Akşam olmuştu, saat ona doğru geliyordu ve bu çoşkulu çocuk hiç susmayacak gibi gittiği ülkeleri anlatmaya başlamıştı. Onu kıskanmıştım çünkü yaşamak için çoşkusu vardı, amacı vardı, niye varolduğunu sanki çok iyi biliyordu.. Birden yine çocukluğum aklıma geldi. Kahvaltıdaydık, üçümüz oturup başlarımız önümüzde konuşmadan yemek yiyorduk. Ben birden ağlamaya başladım, annemle babam korkup telaşlandılar. Neyim olduğunu sordular. Bense korkuyorum dedim, sadece korkuyorum. Neden dediler?
Sessizlikten, her yer sesiz, siz sessizsiniz, dayanamıyorum dedim.. Denizin sesiyle irkildim " çok mu "sıktım,bunalttım galiba sizi " dedi. "yo estafurlah dedim, sadece geçmişe gittim bir an "dedim.
işten yine yoğun argın çıkmıştım. işlerin yoğunluğu, benim yorgunluklarım, boşa giden zamanlar, eklenen çiçgiler her şey ama her şey niye fazlaydı ki. Az ve huzurlu olan sanki başka taraftaydı, sanki ben o huzuru bilmiyordum, neydi nasıldı.Birden beş yaşlarıma döndüm. Evde babamla annem sürekli tartışırlardı.Babam anneme şöyle demişti o zamanlar tabi anlamamıştım." Hayattan hiç zevk almanı anlamıyorum. nasıl bir insan hayatı külfet gibi görür, nasıl bu kadar kadın olmayı unutur" demişti..Annem de sesizce ağlamıştı, hiç cevap vermeden, öylece o güzel elmacık kemiklerinden yaşlar süzülürken, bakışları nasıl acı çekiyordu sadece çocuk aklımla bu acıyı göre bilmiştim. Çocuk aklımda ilk acının gözlerde olduğunu o zaman anlamıştım.
Ağır ağır eve doğru inerken Çemberlitaş'tan. bir an bu anıyla içim sıkıldı. Beynim şimdi buraya niye sıçrama yapmıştı ve ben niye bunları hatırlamıştım.
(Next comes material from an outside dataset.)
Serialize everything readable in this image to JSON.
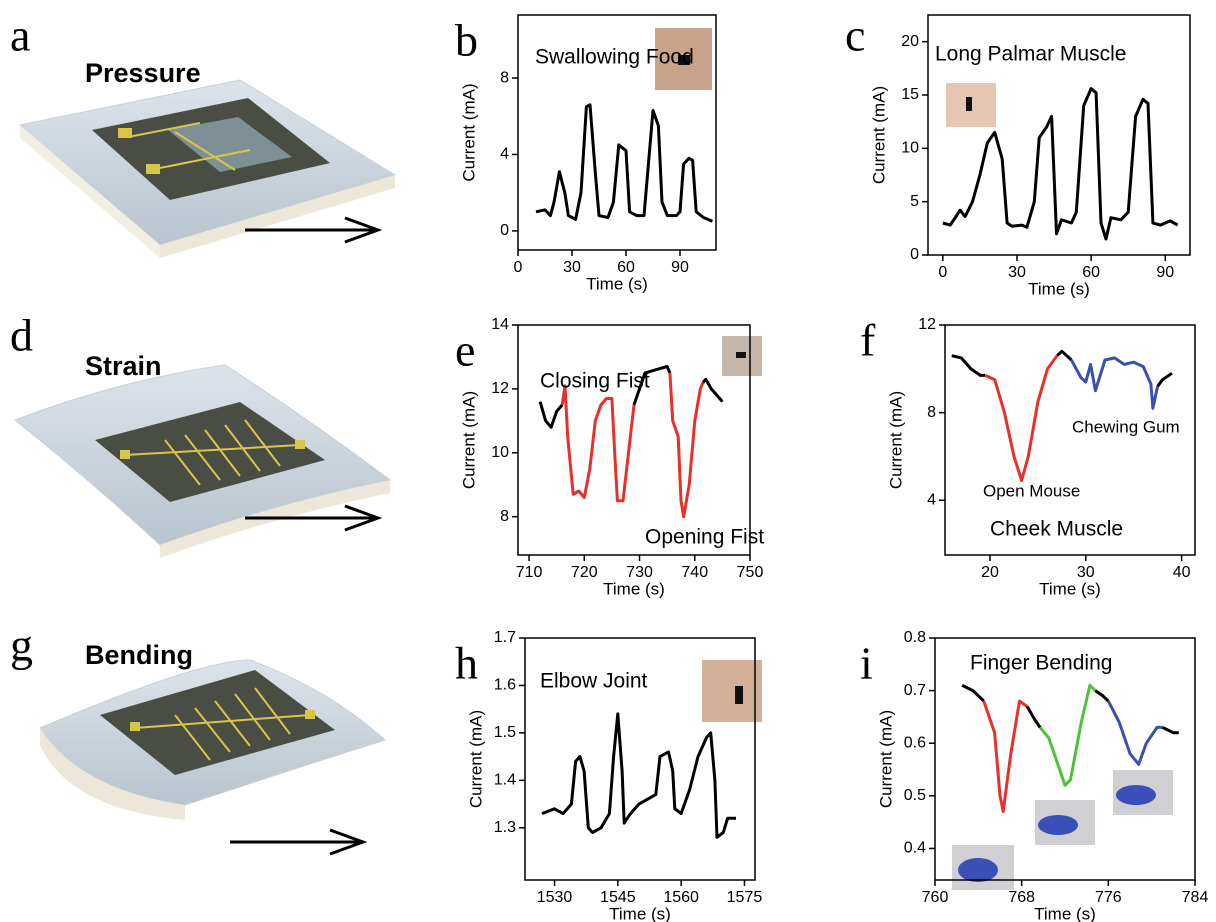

Aşşağıya doğru inerken, küçük bir çocuk parkı gözüme ilişti. Bir an için çocuk sesleri anne ve babalarıyla birlikte olan çocuklara imrendim.iki yıl önce ayrılmıştım ve çocuk yapma zamanımı da geçiriyordum. Bite evliliğim ardından çoluk çocuk defterlerini de çoktan kapamıştım. Çocukları çok sevmeme rağmen, evliyken yoğun koşturmacalarımız olduğu için bu işi hep sonraya hep sonraya ertelemiştik. Aslında ne çok isterdim şimdi, şöyle boynuma sarılan, anneciğim diyen bir çocuğum olmasını. Kendime kızdım, iyi ki de çocuk yapmamışsın, bu sorunlu evlilikten bir de sorunlu bir çocuk çıkarıp, onu da tek başına büyütmek için uğraşacaktın dedim.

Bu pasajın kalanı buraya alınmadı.